Anara went right to the point. "'Ave you been stealin'?"
"No matey!" Nicron exclaimed. "Me?"
"Yeah, 'cause since you arrived, everythin's been missin'."
"I didn't do anythin'," Nicron said. "You might want t' check those voles. They came the
same day I did."
"Good idea," Starfur said. She searched the castle, looking for the voles. Soon she
found them.
They were having a picnic.
"Why don't you join us?" one of the voles said.
"No," Starfur said. "I want to know....You haven't been noticing anything strange around
here, have you?"
"Not at all," another vole replied.
Starfur went on. "Because I just lost a water jar of mine, and I'm wondering if you've seen
it."
"No!" a vole cried. Her voice was shaky. "No!" and then, looking at her friends, she said,
"Actually, I've been missing a-uh-a little slipper. And my friend, he's lost a-a-a quill pen.
Have you seen them?"
"No," Starfur said carefully. "Well, see you later then."
The next day, Starfur and Anara arranged spying schedules. Anara would watch Nicron,
and Starfur would watch the voles.
Starfur was hiding in the bushes, when the voles stopped eating another one of thier
picnics. They strolled casually over to a clump of trees. Starfur crept through the bushes
towards them.
The vole who had spoken first pulled a bottle out of his pocket. Starfur leaned forward to
see better. In his hand, the vole held a bottle of olive oil.
Another vole held a china cup. Another held a silver spoon and fork. Another had two
gold earrings. Another had a glass bottle, and on it, it said: Cough Medicine.
"It's the medicine," Starfur thought to herself. "I'll wait a little longer to see what they do."
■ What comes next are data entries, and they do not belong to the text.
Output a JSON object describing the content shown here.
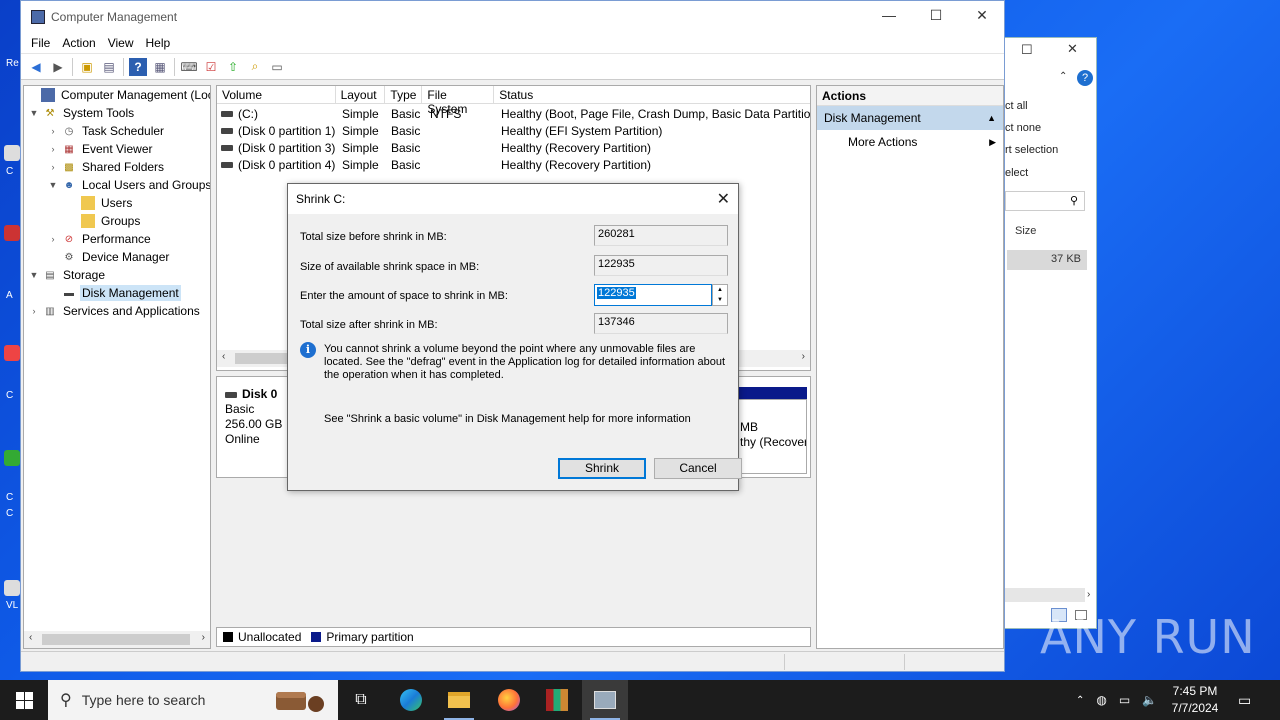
{
  "desktop": {
    "labels": [
      "Re",
      "C",
      "A",
      "C",
      "C",
      "C",
      "VL"
    ]
  },
  "bg_window": {
    "menu": [
      "ct all",
      "ct none",
      "rt selection",
      "elect"
    ],
    "size_header": "Size",
    "size_value": "37 KB"
  },
  "window": {
    "title": "Computer Management",
    "menu": [
      "File",
      "Action",
      "View",
      "Help"
    ]
  },
  "tree": {
    "items": [
      {
        "label": "Computer Management (Local",
        "icon": "computer-icon"
      },
      {
        "label": "System Tools",
        "icon": "tools-icon"
      },
      {
        "label": "Task Scheduler",
        "icon": "clock-icon"
      },
      {
        "label": "Event Viewer",
        "icon": "event-icon"
      },
      {
        "label": "Shared Folders",
        "icon": "shared-folder-icon"
      },
      {
        "label": "Local Users and Groups",
        "icon": "users-icon"
      },
      {
        "label": "Users",
        "icon": "folder-icon"
      },
      {
        "label": "Groups",
        "icon": "folder-icon"
      },
      {
        "label": "Performance",
        "icon": "performance-icon"
      },
      {
        "label": "Device Manager",
        "icon": "device-icon"
      },
      {
        "label": "Storage",
        "icon": "storage-icon"
      },
      {
        "label": "Disk Management",
        "icon": "disk-icon"
      },
      {
        "label": "Services and Applications",
        "icon": "services-icon"
      }
    ]
  },
  "volumes": {
    "headers": [
      "Volume",
      "Layout",
      "Type",
      "File System",
      "Status"
    ],
    "rows": [
      [
        "(C:)",
        "Simple",
        "Basic",
        "NTFS",
        "Healthy (Boot, Page File, Crash Dump, Basic Data Partition)"
      ],
      [
        "(Disk 0 partition 1)",
        "Simple",
        "Basic",
        "",
        "Healthy (EFI System Partition)"
      ],
      [
        "(Disk 0 partition 3)",
        "Simple",
        "Basic",
        "",
        "Healthy (Recovery Partition)"
      ],
      [
        "(Disk 0 partition 4)",
        "Simple",
        "Basic",
        "",
        "Healthy (Recovery Partition)"
      ]
    ]
  },
  "disk": {
    "name": "Disk 0",
    "type": "Basic",
    "size": "256.00 GB",
    "state": "Online",
    "partition_line1": "MB",
    "partition_line2": "thy (Recover"
  },
  "legend": {
    "unallocated": "Unallocated",
    "primary": "Primary partition",
    "unallocated_color": "#000000",
    "primary_color": "#0a1a8a"
  },
  "actions": {
    "header": "Actions",
    "section": "Disk Management",
    "more": "More Actions"
  },
  "dialog": {
    "title": "Shrink C:",
    "total_before_label": "Total size before shrink in MB:",
    "total_before_value": "260281",
    "available_label": "Size of available shrink space in MB:",
    "available_value": "122935",
    "enter_label": "Enter the amount of space to shrink in MB:",
    "enter_value": "122935",
    "total_after_label": "Total size after shrink in MB:",
    "total_after_value": "137346",
    "info": "You cannot shrink a volume beyond the point where any unmovable files are located. See the \"defrag\" event in the Application log for detailed information about the operation when it has completed.",
    "help": "See \"Shrink a basic volume\" in Disk Management help for more information",
    "shrink_btn": "Shrink",
    "cancel_btn": "Cancel"
  },
  "taskbar": {
    "search_placeholder": "Type here to search",
    "time": "7:45 PM",
    "date": "7/7/2024"
  },
  "watermark": "ANY RUN"
}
"Well," a vole said. "We have a lot of things now. I do think that glass bottle won't pay us
alot, but the medicine in it will be an extra." The vole dug in the dirt. "Here's the other
things. I think we should have enough to sell tommorrow. Here, put your things in."
The voles placed their stolen things in the hole, and then looked at each other and
laughed softly.
The vole was just about to cover the hole up, but Starfur lept out.
"So you're the theives!" she shouted. "I've caught you red-pawed!" Starfur unsheathed
her sword with a diamond at the pommel.
The leader vole snarled. "You've been spying on us!" He took a knife from his belt that
Starfur hadn't detected. The others voles also had knives.
"Anaaaaaaaaaarrrrrrrrrraaaaaaaaa!" Starfur screamed.
Way up high on the wall top, Anara heard her name being called out loud. "C'mon!" she
called to Nicron. She bounded down the wall with Nicron close behind.
Nicron called some other Zoreners to the clump of trees and the voles were banished.